Cesar Vanucci *
“A política internacional costuma ser um jogo obscuro de vilanias.
Abomina os valores do espírito humano.”
(Antônio Luiz da Costa, professor)
Os dramas das duas, Sakineh Mohammadi Ashtiani e Asia Bibi, guardam notável similitude. Mas a mídia internacional não vem dispensando, estranhavelmente, à vítima paquistanesa a atenção que sua tragédia pessoal merece, ao contrário do que faz, com motivos de sobra, em relação à vítima iraniana. A explicação há que ser buscada, talvez, no jogo das conveniências geopolíticas. Colocar as autoridades paquistanesas sob o foco dos holofotes da vigilante opinião pública internacional, expô-las sobretudo à censura implacável das entidades que batalham pelos direitos humanos, é algo não recomendado pelos “donos do mundo” que as têm na conta de bons aliados, mesmo que imprevisíveis e inconfiáveis. O papel da grande mídia no episódio, servilmente amoldada a esses ignóbeis desígnios, é desconcertante, pra só dizer o mínimo.
Caso é que a paquistanesa Asia Bibi, do Punjab, província mais importante do país, cumpre solitária e estoicamente a sua “via crucis”, com dilacerante sentimento de frustração e abandono. E, afinal de contas, o que aconteceu mesmo com essa mulher cristã para que sua vida tranquila, de mãe de família pacata, fosse de repente revirada ao avesso e ela se visse, sem mais essa nem aquela, a enfrentar uma raivosa corte judicial, ouvindo esmagada pela estupefação a sentença de morte por enforcamento ditada pelos seus julgadores?
História seguinte. Asia Bibi discutiu com alguns vizinhos muçulmanos, sendo por eles acusada de insultar o profeta Maomé na troca de palavras acaloradas. Foi quanto bastou para que a “cristã blasfema” fosse conduzida ao cárcere e, na sequência, indiciada e condenada à pena capital.
A lei que pune a blasfêmia com morte foi instituída no Paquistão em 1986, ano em que o país era governado ditatorialmente pelo general Zia-ul-Haq. Sem ninguém que se anime a garantir, com certeza absoluta, que a ditadura já tenha sido abolida naqueles conturbados pagos, essa lei continua ainda hoje a prevalecer. Aplicaram-na pela primeira vez em novembro do ano passado, justamente contra a indefesa Bibi. Da decisão impetrou-se recurso, na hora presente objeto de apreciação por instância judiciária superior.
Alguns poucos, entre os pasquitaneses, se contrapõem a essa lei cruel e às violências comumente praticadas no país contra as mulheres. O então governador do Punjab, Salmaan Taseer, era um deles.

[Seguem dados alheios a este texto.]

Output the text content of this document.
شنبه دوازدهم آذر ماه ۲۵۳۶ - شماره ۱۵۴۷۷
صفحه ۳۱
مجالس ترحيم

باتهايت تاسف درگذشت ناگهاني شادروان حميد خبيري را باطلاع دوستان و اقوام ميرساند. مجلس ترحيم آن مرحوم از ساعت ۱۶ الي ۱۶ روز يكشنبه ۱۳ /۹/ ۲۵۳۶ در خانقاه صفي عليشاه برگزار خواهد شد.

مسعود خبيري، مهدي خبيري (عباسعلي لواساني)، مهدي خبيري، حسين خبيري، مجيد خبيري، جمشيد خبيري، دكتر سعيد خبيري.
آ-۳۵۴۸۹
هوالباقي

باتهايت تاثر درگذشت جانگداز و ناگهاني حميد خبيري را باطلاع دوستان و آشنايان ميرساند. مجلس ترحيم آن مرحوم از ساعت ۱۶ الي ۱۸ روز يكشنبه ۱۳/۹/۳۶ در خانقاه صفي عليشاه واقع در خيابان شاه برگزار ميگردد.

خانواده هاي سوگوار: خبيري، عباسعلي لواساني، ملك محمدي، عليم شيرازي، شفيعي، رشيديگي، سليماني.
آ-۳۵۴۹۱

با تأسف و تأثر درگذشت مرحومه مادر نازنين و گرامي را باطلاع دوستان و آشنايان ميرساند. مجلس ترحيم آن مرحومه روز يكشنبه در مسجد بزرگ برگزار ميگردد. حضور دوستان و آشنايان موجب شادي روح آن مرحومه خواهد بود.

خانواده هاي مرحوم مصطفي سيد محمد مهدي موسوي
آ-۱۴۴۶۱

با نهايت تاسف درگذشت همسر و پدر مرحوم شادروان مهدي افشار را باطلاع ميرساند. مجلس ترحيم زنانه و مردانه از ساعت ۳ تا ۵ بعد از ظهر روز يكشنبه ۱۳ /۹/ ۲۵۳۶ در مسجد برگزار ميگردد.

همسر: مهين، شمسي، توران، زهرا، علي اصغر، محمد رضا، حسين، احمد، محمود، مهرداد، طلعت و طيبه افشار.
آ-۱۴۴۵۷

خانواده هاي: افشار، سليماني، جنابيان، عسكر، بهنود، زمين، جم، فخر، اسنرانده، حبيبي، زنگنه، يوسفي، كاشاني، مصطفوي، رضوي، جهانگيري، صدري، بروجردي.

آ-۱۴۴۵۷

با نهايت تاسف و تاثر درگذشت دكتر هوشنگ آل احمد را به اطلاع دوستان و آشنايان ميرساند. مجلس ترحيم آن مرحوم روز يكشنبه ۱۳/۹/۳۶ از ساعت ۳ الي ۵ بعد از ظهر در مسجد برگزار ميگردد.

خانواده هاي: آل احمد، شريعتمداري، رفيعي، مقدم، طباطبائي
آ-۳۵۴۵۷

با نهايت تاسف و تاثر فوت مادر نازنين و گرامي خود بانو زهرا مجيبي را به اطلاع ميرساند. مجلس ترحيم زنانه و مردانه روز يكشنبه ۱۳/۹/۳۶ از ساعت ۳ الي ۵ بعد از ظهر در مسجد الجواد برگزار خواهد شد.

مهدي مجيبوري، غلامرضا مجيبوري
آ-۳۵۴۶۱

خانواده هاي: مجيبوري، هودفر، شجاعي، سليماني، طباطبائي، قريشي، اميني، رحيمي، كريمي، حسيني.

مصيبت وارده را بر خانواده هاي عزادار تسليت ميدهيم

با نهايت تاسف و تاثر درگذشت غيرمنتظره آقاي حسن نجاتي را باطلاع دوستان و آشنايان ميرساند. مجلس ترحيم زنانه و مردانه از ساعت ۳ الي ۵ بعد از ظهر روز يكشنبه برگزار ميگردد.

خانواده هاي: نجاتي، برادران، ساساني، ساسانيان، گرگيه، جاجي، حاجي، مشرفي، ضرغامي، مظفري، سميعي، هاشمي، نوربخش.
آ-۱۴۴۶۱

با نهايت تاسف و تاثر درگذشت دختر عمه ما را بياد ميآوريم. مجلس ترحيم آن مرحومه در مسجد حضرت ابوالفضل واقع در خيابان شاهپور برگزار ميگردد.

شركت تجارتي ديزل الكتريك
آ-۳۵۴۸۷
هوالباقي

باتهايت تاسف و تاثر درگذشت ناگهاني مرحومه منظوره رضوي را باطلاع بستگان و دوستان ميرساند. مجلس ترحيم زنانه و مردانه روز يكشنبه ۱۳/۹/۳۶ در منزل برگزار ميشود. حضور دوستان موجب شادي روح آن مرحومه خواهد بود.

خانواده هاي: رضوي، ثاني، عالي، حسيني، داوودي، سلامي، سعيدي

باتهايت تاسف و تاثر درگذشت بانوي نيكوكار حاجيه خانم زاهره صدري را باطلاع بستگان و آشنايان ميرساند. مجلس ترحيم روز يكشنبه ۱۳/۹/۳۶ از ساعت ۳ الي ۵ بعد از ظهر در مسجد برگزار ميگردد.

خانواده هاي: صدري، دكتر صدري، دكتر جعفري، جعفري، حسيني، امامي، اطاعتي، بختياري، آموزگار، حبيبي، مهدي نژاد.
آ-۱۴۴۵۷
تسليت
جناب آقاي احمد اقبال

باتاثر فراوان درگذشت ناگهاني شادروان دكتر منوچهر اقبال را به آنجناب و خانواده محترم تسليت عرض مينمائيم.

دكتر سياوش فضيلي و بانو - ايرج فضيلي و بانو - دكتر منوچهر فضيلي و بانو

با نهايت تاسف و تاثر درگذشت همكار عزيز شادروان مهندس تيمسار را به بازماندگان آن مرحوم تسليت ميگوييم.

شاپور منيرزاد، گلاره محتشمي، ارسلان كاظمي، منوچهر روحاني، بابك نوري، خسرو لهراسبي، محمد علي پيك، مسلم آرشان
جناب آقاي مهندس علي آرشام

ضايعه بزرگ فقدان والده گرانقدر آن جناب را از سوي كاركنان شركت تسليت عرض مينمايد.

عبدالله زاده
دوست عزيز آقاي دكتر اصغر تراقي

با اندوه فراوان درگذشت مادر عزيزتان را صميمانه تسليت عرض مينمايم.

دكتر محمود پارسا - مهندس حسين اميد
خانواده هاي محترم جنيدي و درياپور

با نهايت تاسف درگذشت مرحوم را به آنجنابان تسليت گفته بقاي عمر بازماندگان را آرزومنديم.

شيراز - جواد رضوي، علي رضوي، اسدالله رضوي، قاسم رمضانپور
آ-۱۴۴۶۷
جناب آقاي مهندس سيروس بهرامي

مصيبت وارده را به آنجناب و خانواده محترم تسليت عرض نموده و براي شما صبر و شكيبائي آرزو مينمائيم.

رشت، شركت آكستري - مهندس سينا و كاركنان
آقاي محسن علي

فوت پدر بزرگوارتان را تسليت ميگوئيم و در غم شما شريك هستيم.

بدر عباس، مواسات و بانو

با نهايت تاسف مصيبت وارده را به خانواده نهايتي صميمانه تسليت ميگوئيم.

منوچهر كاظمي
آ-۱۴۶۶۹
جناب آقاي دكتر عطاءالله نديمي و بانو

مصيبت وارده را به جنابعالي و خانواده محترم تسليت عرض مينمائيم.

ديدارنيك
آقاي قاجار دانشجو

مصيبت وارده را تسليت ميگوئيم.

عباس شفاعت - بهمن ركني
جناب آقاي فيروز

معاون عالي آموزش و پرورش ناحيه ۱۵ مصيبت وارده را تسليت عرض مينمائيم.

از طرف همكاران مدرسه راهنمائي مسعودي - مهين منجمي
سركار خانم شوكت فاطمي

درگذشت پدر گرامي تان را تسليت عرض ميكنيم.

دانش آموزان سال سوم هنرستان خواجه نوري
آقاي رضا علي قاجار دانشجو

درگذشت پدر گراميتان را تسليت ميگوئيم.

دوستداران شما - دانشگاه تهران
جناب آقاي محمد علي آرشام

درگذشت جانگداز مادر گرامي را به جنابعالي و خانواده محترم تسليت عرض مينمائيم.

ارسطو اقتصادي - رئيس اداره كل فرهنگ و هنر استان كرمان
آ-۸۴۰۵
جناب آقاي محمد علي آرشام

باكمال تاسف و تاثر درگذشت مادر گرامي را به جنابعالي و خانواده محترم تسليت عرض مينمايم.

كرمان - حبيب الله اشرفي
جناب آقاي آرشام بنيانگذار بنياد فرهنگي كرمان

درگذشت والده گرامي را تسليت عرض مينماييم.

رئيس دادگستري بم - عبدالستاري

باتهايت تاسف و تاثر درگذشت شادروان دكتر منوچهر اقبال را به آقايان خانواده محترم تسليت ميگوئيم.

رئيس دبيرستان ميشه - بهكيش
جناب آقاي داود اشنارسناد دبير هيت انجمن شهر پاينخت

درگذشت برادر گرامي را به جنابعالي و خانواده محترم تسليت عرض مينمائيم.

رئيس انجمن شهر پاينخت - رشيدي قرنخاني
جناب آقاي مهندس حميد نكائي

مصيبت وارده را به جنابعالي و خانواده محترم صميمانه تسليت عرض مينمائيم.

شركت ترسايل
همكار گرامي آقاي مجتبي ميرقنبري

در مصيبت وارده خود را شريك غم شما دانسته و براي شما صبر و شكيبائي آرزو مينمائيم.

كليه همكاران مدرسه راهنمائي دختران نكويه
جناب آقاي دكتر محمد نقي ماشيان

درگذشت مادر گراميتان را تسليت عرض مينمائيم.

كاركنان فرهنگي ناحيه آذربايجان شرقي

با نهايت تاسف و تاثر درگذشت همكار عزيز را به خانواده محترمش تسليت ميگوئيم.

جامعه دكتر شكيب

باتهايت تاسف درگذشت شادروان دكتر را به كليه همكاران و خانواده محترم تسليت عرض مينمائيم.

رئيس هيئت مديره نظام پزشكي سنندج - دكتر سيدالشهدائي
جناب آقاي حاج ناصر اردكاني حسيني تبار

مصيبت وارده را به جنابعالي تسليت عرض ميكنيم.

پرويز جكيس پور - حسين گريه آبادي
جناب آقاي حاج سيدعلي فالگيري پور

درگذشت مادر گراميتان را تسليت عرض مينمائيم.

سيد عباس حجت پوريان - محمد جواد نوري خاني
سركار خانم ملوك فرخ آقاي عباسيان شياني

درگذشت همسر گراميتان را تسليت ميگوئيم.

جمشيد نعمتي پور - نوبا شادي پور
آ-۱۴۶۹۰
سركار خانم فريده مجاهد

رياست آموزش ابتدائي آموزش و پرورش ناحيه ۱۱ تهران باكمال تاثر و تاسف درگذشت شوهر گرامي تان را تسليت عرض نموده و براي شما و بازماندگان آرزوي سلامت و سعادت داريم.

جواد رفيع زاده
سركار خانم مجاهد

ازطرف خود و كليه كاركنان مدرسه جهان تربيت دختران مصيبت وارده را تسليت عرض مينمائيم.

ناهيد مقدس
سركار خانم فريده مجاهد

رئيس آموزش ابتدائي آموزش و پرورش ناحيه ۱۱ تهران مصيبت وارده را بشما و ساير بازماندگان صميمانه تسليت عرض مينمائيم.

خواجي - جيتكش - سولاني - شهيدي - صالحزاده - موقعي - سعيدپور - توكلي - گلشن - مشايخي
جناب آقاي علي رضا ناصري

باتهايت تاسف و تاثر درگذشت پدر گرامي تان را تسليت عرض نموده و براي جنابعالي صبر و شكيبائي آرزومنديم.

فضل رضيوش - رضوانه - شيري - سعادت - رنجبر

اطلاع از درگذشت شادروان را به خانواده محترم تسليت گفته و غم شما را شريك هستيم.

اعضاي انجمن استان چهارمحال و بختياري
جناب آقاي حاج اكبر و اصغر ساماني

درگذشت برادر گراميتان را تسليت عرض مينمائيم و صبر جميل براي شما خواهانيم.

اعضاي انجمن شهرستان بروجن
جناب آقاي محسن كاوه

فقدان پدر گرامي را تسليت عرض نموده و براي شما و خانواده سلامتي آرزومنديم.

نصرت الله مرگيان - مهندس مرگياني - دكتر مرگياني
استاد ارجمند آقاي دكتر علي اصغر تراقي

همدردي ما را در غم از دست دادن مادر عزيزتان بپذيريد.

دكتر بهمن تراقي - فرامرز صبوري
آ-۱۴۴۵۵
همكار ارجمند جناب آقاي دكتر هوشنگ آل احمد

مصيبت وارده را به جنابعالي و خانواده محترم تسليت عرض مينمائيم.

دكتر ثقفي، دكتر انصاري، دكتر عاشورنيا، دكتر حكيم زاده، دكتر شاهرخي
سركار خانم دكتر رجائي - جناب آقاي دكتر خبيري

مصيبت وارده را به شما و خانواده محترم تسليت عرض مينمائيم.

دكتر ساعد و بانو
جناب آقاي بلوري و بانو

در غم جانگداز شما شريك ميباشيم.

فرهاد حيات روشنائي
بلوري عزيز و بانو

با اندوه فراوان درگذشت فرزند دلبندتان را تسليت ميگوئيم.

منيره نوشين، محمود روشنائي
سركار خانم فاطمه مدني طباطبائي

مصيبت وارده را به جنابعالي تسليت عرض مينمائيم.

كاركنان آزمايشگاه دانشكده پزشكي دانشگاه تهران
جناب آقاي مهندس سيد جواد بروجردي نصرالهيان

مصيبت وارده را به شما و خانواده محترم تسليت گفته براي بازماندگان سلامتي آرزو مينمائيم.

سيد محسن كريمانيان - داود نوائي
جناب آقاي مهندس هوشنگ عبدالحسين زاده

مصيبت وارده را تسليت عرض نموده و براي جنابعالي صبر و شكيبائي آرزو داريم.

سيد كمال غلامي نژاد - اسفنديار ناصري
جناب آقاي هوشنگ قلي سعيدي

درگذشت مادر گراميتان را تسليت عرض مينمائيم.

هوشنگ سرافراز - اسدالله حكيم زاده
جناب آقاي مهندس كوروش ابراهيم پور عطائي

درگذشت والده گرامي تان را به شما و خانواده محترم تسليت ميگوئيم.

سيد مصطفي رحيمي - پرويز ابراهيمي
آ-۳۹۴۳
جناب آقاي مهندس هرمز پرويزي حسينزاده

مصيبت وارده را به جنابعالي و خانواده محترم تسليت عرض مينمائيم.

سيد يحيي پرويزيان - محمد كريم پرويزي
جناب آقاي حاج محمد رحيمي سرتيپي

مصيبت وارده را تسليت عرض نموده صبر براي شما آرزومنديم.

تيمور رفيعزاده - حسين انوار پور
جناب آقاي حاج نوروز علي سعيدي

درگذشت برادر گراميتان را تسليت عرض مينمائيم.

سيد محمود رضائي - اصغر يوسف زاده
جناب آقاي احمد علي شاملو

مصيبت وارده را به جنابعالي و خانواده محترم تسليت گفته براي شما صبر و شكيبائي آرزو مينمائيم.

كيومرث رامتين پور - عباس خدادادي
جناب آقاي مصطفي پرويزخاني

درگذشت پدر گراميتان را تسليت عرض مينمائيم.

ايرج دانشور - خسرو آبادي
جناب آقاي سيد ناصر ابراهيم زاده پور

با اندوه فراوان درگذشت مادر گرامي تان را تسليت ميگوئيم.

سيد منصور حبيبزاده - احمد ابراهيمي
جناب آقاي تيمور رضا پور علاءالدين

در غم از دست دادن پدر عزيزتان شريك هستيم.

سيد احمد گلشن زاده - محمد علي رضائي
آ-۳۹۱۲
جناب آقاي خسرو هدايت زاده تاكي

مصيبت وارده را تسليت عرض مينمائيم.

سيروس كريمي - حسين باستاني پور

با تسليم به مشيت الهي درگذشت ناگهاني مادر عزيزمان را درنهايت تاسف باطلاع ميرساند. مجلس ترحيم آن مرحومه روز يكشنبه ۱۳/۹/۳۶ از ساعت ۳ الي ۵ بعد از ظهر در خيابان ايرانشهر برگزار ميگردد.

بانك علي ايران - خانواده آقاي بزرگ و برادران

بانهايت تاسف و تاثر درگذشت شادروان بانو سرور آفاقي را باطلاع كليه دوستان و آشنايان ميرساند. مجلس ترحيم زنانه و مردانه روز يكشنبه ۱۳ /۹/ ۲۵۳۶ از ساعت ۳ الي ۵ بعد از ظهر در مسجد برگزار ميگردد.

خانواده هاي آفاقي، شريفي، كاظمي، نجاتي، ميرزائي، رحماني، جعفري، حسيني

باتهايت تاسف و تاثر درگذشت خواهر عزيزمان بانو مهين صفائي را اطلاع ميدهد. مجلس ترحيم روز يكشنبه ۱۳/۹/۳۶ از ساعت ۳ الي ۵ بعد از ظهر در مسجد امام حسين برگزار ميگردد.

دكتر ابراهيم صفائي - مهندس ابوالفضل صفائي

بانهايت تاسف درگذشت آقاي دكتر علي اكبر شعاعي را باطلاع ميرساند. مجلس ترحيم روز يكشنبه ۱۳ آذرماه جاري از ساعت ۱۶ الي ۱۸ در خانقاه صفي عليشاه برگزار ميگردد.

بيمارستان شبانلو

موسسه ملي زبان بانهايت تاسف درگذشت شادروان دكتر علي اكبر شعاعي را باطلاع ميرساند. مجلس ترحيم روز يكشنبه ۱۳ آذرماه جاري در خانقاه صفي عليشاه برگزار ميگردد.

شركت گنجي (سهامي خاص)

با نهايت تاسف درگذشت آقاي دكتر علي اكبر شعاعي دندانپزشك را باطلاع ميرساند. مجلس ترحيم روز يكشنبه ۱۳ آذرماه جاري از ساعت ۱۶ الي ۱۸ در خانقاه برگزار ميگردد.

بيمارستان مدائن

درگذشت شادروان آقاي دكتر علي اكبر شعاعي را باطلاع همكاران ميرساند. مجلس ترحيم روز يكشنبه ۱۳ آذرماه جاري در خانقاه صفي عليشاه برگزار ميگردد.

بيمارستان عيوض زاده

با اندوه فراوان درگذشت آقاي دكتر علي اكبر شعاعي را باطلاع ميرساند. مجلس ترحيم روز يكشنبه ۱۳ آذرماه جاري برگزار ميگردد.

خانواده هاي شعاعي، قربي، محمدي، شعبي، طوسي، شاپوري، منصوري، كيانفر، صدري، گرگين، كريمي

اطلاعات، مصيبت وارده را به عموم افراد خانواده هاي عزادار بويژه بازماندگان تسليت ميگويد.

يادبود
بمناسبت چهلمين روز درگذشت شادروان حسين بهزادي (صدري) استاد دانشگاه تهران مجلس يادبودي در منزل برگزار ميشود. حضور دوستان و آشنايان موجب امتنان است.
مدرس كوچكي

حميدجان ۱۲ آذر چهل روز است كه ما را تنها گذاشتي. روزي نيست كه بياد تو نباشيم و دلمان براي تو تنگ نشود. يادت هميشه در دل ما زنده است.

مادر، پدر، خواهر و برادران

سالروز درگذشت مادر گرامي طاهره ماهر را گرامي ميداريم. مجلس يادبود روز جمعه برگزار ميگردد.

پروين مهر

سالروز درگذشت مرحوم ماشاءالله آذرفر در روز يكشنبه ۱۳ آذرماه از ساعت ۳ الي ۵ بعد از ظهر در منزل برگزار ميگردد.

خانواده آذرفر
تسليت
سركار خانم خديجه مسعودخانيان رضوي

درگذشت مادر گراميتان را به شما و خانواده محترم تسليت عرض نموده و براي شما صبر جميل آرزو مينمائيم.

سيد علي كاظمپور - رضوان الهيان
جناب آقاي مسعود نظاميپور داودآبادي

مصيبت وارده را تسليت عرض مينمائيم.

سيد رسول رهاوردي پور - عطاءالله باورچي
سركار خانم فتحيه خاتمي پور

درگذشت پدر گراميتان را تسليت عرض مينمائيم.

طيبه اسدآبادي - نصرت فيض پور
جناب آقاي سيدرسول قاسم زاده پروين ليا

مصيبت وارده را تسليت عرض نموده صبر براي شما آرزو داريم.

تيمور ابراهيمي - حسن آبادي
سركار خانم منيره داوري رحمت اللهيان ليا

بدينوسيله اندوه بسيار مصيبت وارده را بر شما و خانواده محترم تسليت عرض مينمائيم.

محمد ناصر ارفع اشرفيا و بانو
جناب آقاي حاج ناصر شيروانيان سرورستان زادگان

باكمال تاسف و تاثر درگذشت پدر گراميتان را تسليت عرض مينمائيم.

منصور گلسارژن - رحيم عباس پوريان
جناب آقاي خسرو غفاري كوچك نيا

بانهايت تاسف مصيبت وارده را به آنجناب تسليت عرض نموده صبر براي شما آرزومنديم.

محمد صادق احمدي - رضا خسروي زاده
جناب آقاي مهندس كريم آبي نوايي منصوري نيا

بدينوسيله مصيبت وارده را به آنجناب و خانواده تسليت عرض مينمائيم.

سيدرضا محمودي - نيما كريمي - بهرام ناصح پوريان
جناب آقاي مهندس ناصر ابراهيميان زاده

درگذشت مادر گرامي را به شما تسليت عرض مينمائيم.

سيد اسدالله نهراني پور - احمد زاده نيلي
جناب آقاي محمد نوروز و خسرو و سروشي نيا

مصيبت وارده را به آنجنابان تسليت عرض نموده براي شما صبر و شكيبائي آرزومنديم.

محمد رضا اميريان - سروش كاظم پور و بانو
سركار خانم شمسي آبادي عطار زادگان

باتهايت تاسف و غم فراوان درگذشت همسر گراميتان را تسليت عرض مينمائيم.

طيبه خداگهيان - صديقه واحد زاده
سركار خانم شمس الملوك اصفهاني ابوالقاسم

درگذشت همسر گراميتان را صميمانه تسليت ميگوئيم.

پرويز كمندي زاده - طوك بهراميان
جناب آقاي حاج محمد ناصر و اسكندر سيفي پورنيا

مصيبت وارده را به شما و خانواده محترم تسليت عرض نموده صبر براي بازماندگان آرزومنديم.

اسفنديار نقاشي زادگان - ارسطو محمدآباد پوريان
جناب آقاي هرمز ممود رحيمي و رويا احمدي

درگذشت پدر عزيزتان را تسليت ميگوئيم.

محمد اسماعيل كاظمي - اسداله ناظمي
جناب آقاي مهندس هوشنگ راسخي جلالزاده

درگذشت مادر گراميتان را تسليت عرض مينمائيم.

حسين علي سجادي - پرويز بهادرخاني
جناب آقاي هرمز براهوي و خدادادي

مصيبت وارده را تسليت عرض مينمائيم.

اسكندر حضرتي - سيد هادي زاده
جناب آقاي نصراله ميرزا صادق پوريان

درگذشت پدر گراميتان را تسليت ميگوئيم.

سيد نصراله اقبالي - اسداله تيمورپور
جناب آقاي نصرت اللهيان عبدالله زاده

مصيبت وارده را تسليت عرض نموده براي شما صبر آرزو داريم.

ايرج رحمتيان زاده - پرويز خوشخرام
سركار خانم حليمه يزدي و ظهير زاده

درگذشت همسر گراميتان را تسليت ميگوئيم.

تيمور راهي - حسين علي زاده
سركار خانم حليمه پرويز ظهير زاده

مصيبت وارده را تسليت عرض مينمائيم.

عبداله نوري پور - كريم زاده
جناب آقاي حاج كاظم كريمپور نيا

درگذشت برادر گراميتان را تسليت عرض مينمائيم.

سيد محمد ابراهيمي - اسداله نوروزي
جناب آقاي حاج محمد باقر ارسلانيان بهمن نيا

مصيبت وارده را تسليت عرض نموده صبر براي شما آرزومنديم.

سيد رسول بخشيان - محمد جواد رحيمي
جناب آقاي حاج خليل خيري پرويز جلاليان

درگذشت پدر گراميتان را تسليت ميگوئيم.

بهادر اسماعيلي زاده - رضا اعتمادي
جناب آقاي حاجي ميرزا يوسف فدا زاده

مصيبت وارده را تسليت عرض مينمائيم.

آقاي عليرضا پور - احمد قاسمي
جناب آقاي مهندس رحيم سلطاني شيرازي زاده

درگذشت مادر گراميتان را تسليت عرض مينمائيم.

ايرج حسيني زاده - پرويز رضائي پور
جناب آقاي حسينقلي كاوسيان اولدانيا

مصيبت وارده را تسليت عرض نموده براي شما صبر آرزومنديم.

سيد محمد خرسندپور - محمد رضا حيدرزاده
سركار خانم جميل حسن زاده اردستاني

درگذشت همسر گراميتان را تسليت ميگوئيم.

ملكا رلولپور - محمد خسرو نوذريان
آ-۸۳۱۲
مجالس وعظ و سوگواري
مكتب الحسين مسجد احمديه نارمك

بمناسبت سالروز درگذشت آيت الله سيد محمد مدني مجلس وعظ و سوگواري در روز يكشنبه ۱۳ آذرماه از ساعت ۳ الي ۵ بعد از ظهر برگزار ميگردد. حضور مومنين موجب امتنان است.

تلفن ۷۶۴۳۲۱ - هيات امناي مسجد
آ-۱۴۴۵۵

O verbo foi colocado no passado porque, no começo do ano, Taseer foi assassinado por um elemento encarregado de sua segurança pessoal com 27 tiros de uma AK-47. O autor dos disparos, fundamentalista desvairado, alegou ter sido impelido ao ato criminoso em “santa reação” contra o posicionamento do governador face à famigerada “lei da blasfêmia”. A história adquire contornos mais surreais e tétricos ainda quando se toma conhecimento de que a proposta, no Congresso, de um parlamentar paquistanês no sentido da alteração (nada de revogação) da lei, com a eliminação da pena capital, produziu verdadeiro vendaval de protestos. Aglutinou as forças mais radicais do integrismo religioso, que não se restringem agora, apenas, em suas reações, a declarar apoio incondicional a malsinada legislação. Apóiam abertamente, além do mais, o tresloucado gesto do guarda-costas assassino, bem como trabalham, com frenética disposição, para que os “blasfemos”, começando pela desamparada cidadã Asia Bibi, de confissão cristã, sejam pendurados pelo pescoço nos postes de execuções. No caso dela, como já revelado, pelo “terrível” delito apontado no suspeitoso denuncismo de vizinhos.
A pressão interna é de tal proporção que as vozes, em flagrante minoria, que se opõem à “lei da blasfêmia” e aos seus inclementes desdobramentos, recolhem-se a prudente mutismo.
O resto, a tomar como base as reações (inclusive da mídia) no plano internacional, não passa, também, de confrangedor silêncio. Absoluto, completo, cúmplice silêncio. Os pragmáticos estrategistas da geopolítica costumam se sentir realizados, em horas que tais, com sua impecável performance.
Carradas de razão tinha o saudoso professor Antônio Luiz da Costa, quando proclamava que a política internacional consiste, não poucas vezes, num jogo sutil de imensuráveis vilezas.